Milo autografió una de las Nikes del chico, le dio una de sus tarjetas de visita y una hoja en blanco del bloc de la Policía de Los Ángeles. Le devolvimos su despedida con la mano y lo dejamos patinando con la plancha manzana arriba y abajo.

Volví a meterme en el tráfico por el lado este de Sunset Park. El parque estaba lleno de turistas, que hormigueaban en derredor de las fuentes, poniéndose a la sombra, bajo los árboles.

– Sábado -dije-. Se largaron el día después de que fuera descubierto el asesinato de los Kruse. Sabían lo bastante como para tener miedo, Milo.

Asintió con la cabeza.

– Voy a llamar a la compañía de taxis, trataré de descubrir quién les trasladó los coches…, para ver si así puedo seguirles la pista. Iré a la oficina de Correos, por si diera la poco probable casualidad de que hubieran dejado una dirección para que les remitiesen el correo…, aunque uno nunca sabe. También llamaré al padre del crío, aunque dudo que se fijase en tantas cosas como el bueno de Bijan. El chico es espabilado, ¿no te parece?

– Podrías apostar tus Ralph Lauren a que sí-le dije. Y, por primera vez en mucho tiempo, nos echamos a reír.

Pero la risa pasó pronto y, para cuando llegamos a casa, ambos estábamos hoscos.

– Putada de caso -dijo Milo-. Demasiada gente muerta, hace demasiado tiempo.

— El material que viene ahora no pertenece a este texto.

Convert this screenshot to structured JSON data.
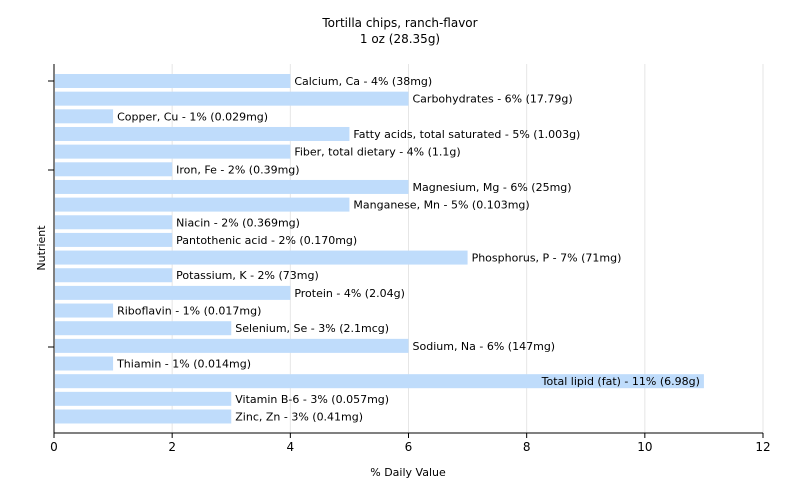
{
  "chart_data": {
    "type": "bar",
    "orientation": "horizontal",
    "title": "Tortilla chips, ranch-flavor",
    "subtitle": "1 oz (28.35g)",
    "xlabel": "% Daily Value",
    "ylabel": "Nutrient",
    "xlim": [
      0,
      12
    ],
    "xticks": [
      0,
      2,
      4,
      6,
      8,
      10,
      12
    ],
    "grid": true,
    "bar_color": "#bfdcfb",
    "categories": [
      "Calcium, Ca",
      "Carbohydrates",
      "Copper, Cu",
      "Fatty acids, total saturated",
      "Fiber, total dietary",
      "Iron, Fe",
      "Magnesium, Mg",
      "Manganese, Mn",
      "Niacin",
      "Pantothenic acid",
      "Phosphorus, P",
      "Potassium, K",
      "Protein",
      "Riboflavin",
      "Selenium, Se",
      "Sodium, Na",
      "Thiamin",
      "Total lipid (fat)",
      "Vitamin B-6",
      "Zinc, Zn"
    ],
    "values": [
      4,
      6,
      1,
      5,
      4,
      2,
      6,
      5,
      2,
      2,
      7,
      2,
      4,
      1,
      3,
      6,
      1,
      11,
      3,
      3
    ],
    "labels": [
      "Calcium, Ca - 4% (38mg)",
      "Carbohydrates - 6% (17.79g)",
      "Copper, Cu - 1% (0.029mg)",
      "Fatty acids, total saturated - 5% (1.003g)",
      "Fiber, total dietary - 4% (1.1g)",
      "Iron, Fe - 2% (0.39mg)",
      "Magnesium, Mg - 6% (25mg)",
      "Manganese, Mn - 5% (0.103mg)",
      "Niacin - 2% (0.369mg)",
      "Pantothenic acid - 2% (0.170mg)",
      "Phosphorus, P - 7% (71mg)",
      "Potassium, K - 2% (73mg)",
      "Protein - 4% (2.04g)",
      "Riboflavin - 1% (0.017mg)",
      "Selenium, Se - 3% (2.1mcg)",
      "Sodium, Na - 6% (147mg)",
      "Thiamin - 1% (0.014mg)",
      "Total lipid (fat) - 11% (6.98g)",
      "Vitamin B-6 - 3% (0.057mg)",
      "Zinc, Zn - 3% (0.41mg)"
    ]
  }
}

– Vidal aún sigue vivo -comenté-. De hecho, tiene un aspecto jodidamente sano.

– Vidal -masculló Milo, con un gruñido-. ¿Cómo lo llamó Crotty… Billy el Celestino? De eso a Presidente del Consejo… Una subida muy empinada.

– Unos buenos clavos en los zapatos le debieron de dar la suficiente tracción -comenté-. Así como el encontrar unas cuantas cabezas que pisar.